• Question: why is it that the further the distance you look the fainter the colours get?

    Asked by to Kate, Kieren, Rowena, Roy on 19 Mar 2014. This question was also asked by .
    • Photo: Rowena Fletcher-Wood

      Rowena Fletcher-Wood answered on 19 Mar 2014:


      I was actually having this discussion the other night. The idea as we discussed it is that light reflected from an object a very long way away spreads out a bit as it gets further away and can be seen from an increasing number of places. This means there is less light intensity reaching your eye at any one place and so the colours gradually look fainter and fainter. The “colour information” kind of gets diluted!

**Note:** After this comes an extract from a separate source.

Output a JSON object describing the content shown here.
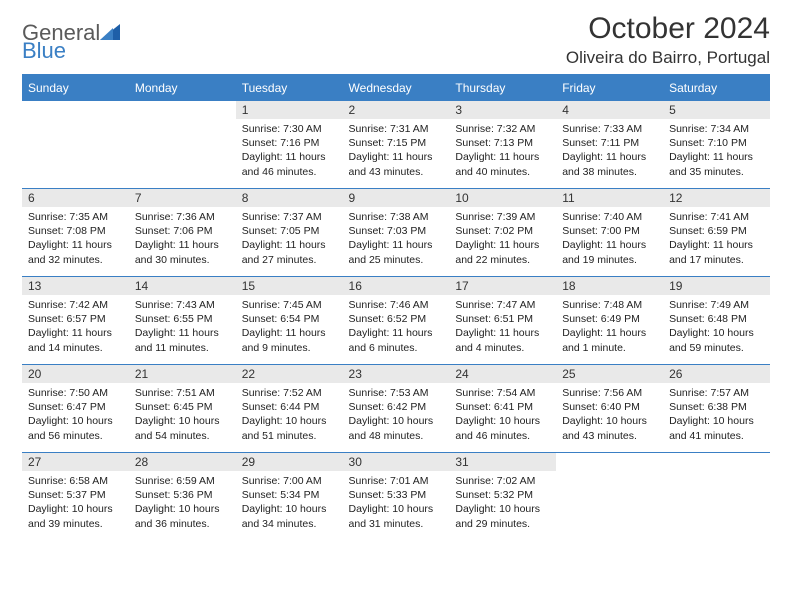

    • Photo: Kieren Bradley

      Kieren Bradley answered on 20 Mar 2014:


      I have a feeling that what Rowena is saying is correct but I would add that I think the atmosphere that the light travels through is another factor. When things are hazy you will get a lot of other coloured light scattering from the haze and also reaching you meaning everything looks a bit whiter because you are getting the colour you are looking at and all the other colours on top. I think that in a vacuum that if you looked at a distinct colour you would see that colour but it would get dimmer but you could tell what colour it was even when it got further away. If you were looking at a mix of colours you would start reaching a “resolution limit”, your eyes can only see the difference between two different dots of a certain size and distance (tv screens use this to make it look like you are seeing a whole picture but actually it is a couple of millions dots, go up close and you’ll see a gap between the dots). When the coloured object is far enough away that you can’t tell the difference between the red bit and the blue bit, your eye will think it is actually a mix of the two colours instead.